Entry and Exit Strategy
Brandt enters trades upon a confirmed pattern breakout. He waits for the price to close beyond the pattern's boundary. A retest of the breakout level often provides a secondary entry. He sets stop-loss orders immediately. His stop-loss placement is objective. For a head and shoulders pattern, the stop goes above the right shoulder for a short. For an inverse head and shoulders, the stop goes below the right shoulder for a long. This defines his maximum risk per trade. He uses price targets derived from pattern measurements. For example, a head and shoulders target projects the height of the head from the neckline breakout. He takes partial profits at intermediate targets. He moves his stop to breakeven after significant price movement.
Risk Management Principles
Brandt adheres to strict risk management. He risks a small percentage of his capital per trade. This typically ranges from 0.5% to 1.5%. He never risks more than 2% on any single trade.
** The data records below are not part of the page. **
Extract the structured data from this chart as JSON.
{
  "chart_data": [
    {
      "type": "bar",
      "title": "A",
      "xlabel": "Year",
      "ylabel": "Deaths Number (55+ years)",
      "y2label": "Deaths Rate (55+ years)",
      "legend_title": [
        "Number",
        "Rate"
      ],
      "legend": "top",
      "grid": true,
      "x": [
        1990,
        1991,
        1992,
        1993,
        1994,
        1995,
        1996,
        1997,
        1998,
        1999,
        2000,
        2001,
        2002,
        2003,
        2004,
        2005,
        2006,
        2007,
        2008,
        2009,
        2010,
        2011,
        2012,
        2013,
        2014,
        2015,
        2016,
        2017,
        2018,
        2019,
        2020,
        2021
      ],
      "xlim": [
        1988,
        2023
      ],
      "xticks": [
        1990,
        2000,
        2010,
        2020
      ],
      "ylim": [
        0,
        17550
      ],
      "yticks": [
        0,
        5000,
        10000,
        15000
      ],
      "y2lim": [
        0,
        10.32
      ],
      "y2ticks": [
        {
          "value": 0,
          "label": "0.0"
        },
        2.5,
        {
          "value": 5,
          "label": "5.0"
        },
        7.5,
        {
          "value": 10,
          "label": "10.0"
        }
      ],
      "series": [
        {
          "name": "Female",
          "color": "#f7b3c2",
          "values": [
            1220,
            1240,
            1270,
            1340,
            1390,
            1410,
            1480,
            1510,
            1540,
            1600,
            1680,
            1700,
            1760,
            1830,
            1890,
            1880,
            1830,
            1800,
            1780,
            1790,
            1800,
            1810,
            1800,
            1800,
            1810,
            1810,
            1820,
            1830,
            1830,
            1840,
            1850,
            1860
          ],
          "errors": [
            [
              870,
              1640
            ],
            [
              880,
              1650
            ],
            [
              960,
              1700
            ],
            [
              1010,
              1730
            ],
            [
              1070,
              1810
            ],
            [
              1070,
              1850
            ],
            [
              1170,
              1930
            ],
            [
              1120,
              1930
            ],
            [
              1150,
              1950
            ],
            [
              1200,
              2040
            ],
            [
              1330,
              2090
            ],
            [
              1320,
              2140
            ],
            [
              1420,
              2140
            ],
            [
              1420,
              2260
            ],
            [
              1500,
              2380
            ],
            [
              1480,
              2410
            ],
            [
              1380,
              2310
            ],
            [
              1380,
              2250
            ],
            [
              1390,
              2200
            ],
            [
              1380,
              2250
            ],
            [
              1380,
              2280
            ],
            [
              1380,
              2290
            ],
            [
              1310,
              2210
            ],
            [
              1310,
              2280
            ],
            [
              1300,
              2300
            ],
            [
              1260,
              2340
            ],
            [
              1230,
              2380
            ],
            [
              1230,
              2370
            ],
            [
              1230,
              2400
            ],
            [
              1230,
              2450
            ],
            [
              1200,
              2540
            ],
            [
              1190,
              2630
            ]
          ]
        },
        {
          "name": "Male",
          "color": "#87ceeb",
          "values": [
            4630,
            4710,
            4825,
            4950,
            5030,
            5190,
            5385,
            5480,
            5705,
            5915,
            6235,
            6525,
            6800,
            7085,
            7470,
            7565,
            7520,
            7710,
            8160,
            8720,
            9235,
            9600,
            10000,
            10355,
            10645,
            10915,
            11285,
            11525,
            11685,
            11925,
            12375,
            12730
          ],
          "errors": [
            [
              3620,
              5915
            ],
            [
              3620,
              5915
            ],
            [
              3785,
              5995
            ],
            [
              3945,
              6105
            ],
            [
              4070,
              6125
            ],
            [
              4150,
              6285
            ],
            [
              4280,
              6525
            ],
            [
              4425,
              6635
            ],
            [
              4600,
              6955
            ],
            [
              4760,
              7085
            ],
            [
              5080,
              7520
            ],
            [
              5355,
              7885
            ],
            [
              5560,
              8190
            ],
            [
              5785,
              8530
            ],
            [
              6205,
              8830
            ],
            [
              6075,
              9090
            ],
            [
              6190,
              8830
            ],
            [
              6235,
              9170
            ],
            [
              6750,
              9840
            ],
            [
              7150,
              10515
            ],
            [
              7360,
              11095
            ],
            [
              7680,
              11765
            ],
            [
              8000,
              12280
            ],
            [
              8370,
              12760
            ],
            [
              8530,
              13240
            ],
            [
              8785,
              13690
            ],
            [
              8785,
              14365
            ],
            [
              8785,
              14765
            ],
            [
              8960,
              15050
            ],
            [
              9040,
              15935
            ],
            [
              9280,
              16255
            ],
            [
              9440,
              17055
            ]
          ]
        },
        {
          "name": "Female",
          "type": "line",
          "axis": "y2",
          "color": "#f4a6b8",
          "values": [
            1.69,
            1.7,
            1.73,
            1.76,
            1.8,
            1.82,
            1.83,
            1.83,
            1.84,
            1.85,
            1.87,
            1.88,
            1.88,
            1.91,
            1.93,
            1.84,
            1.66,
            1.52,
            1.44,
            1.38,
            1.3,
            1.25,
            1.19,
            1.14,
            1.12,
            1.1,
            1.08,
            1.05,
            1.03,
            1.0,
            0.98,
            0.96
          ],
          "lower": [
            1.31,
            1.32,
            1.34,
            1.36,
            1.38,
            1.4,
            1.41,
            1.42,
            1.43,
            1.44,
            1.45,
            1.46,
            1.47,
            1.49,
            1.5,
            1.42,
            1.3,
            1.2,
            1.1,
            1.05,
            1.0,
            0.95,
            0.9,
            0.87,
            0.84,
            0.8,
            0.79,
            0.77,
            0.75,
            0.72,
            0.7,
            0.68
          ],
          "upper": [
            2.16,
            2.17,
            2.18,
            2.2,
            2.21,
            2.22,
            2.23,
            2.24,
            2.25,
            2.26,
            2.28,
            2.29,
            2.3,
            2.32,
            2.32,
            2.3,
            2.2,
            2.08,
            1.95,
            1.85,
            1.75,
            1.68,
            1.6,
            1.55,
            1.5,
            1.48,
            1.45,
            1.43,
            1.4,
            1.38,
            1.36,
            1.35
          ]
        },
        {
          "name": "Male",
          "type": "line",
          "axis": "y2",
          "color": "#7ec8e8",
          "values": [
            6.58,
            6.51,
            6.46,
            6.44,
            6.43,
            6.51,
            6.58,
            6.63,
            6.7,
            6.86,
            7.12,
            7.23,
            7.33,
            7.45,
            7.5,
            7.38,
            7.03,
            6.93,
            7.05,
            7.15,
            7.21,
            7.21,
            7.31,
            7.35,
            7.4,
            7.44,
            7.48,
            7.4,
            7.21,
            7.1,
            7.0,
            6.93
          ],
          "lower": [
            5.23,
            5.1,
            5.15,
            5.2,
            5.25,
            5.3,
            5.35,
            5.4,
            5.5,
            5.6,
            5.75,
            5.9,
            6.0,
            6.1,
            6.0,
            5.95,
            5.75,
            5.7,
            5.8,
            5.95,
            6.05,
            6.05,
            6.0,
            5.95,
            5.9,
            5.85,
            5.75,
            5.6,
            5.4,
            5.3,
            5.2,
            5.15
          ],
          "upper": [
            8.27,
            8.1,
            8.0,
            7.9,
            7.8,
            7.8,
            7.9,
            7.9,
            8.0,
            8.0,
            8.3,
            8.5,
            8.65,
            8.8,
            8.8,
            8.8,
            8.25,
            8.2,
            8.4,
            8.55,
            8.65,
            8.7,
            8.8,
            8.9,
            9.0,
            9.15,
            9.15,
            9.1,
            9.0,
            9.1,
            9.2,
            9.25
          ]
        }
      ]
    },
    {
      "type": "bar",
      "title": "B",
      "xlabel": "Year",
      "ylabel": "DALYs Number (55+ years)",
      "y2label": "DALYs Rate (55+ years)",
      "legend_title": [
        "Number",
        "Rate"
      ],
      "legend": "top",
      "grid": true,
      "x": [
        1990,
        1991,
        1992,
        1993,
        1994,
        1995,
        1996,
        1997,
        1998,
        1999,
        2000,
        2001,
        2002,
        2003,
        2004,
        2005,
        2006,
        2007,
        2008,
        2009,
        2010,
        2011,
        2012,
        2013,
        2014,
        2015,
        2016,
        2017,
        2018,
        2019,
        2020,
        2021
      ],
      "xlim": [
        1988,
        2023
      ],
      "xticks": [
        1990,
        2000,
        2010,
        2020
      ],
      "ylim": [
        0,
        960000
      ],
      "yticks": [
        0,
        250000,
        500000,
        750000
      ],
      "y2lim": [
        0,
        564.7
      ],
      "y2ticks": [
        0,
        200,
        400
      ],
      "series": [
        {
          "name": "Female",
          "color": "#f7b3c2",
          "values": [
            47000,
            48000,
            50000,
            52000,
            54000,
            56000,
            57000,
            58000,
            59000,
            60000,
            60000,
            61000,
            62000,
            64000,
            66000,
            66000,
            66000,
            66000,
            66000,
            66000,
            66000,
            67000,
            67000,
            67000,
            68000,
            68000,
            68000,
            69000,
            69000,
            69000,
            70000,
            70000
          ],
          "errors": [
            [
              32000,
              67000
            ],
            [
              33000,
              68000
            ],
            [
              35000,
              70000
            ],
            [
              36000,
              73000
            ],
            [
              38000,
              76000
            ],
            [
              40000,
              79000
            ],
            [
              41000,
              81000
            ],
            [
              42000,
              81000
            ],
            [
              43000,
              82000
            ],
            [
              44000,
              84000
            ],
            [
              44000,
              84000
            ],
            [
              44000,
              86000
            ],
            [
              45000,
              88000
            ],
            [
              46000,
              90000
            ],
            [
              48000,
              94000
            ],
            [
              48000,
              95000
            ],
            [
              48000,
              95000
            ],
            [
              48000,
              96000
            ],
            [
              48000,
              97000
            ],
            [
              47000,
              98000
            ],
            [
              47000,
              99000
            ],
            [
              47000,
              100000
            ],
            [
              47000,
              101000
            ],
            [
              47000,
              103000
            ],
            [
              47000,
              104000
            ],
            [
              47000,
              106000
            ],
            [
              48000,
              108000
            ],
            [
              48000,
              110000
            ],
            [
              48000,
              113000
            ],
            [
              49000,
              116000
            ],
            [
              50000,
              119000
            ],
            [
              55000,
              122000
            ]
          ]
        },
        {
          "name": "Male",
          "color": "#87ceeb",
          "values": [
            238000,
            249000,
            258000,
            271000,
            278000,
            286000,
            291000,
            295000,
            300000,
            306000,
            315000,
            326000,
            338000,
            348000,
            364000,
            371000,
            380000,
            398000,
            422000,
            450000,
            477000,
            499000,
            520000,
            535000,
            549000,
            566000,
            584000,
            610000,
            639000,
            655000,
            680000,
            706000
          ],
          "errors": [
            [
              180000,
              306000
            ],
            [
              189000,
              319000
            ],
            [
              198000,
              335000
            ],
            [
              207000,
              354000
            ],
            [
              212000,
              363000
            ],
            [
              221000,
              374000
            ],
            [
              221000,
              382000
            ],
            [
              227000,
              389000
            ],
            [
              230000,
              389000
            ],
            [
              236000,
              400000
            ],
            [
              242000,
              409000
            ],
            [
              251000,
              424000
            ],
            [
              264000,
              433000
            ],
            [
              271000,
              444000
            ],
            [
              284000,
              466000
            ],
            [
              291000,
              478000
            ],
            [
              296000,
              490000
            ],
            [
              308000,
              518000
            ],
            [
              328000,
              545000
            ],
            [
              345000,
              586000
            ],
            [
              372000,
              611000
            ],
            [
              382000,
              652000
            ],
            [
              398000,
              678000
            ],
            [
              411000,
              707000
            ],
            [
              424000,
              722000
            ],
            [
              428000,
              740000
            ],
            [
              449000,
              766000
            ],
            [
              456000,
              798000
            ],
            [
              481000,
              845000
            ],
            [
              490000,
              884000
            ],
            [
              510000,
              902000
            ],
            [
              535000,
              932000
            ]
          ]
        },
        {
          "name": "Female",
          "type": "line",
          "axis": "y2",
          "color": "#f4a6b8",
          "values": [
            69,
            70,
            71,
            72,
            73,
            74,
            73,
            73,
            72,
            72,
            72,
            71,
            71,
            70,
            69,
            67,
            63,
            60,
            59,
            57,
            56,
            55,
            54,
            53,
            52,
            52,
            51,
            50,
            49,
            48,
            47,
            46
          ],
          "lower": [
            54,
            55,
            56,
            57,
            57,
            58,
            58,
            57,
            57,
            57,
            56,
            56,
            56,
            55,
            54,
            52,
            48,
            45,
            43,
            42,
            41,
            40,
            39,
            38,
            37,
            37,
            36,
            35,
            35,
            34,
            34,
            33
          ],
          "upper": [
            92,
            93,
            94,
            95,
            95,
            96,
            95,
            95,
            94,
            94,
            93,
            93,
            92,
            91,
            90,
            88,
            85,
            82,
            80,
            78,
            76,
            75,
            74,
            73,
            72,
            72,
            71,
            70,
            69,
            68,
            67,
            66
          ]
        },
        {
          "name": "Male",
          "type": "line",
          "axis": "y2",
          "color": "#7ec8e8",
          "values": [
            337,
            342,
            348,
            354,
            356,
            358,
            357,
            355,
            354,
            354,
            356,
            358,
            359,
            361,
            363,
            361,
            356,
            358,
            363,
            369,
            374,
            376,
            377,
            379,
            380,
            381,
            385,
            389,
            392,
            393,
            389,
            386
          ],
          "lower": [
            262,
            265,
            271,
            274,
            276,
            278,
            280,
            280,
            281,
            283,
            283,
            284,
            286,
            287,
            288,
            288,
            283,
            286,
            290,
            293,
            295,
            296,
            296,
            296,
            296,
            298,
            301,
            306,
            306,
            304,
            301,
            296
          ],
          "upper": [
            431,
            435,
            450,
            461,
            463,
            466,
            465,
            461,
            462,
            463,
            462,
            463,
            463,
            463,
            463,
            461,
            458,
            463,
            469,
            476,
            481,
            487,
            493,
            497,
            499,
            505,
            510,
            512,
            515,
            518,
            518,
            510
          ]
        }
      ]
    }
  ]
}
His capital preservation is paramount. He avoids over-leveraging. He understands that even high-probability setups can fail. He cuts losses quickly. He lets winners run. This asymmetry in risk-reward defines his strategy. He reviews his trades regularly. He identifies mistakes and learns from them.
Position Sizing Methodology
Brandt calculates position size based on his stop-loss distance. He determines his maximum dollar risk per trade. He divides this dollar risk by the distance between his entry and stop-loss. This calculation gives him the number of shares or contracts to trade. For example, if he risks $1,000 and his stop is $1 away, he trades 1,000 shares. This ensures consistent risk per trade. He adjusts position size based on volatility. Higher volatility means smaller position sizes. Lower volatility allows for larger position sizes. He maintains a consistent risk profile.
Market Philosophy and Career Lessons
Brandt believes markets are discounting mechanisms. They reflect collective human behavior. He sees patterns as expressions of this behavior. He emphasizes patience. Not every market offers high-probability trades. He waits for clear setups. He avoids forcing trades. He views trading as a marathon, not a sprint. He learned from his mistakes. Early in his career, he over-traded. He took excessive risk. These lessons shaped his disciplined approach. He advocates for continuous learning. He studies historical charts. He believes understanding market history provides an edge. He keeps a trading journal. This helps him track performance and identify biases. He maintains emotional detachment. Trading decisions must be objective. Emotions cloud judgment. He warns against confirmation bias. He seeks evidence that disproves his thesis. This balanced perspective enhances his decision-making.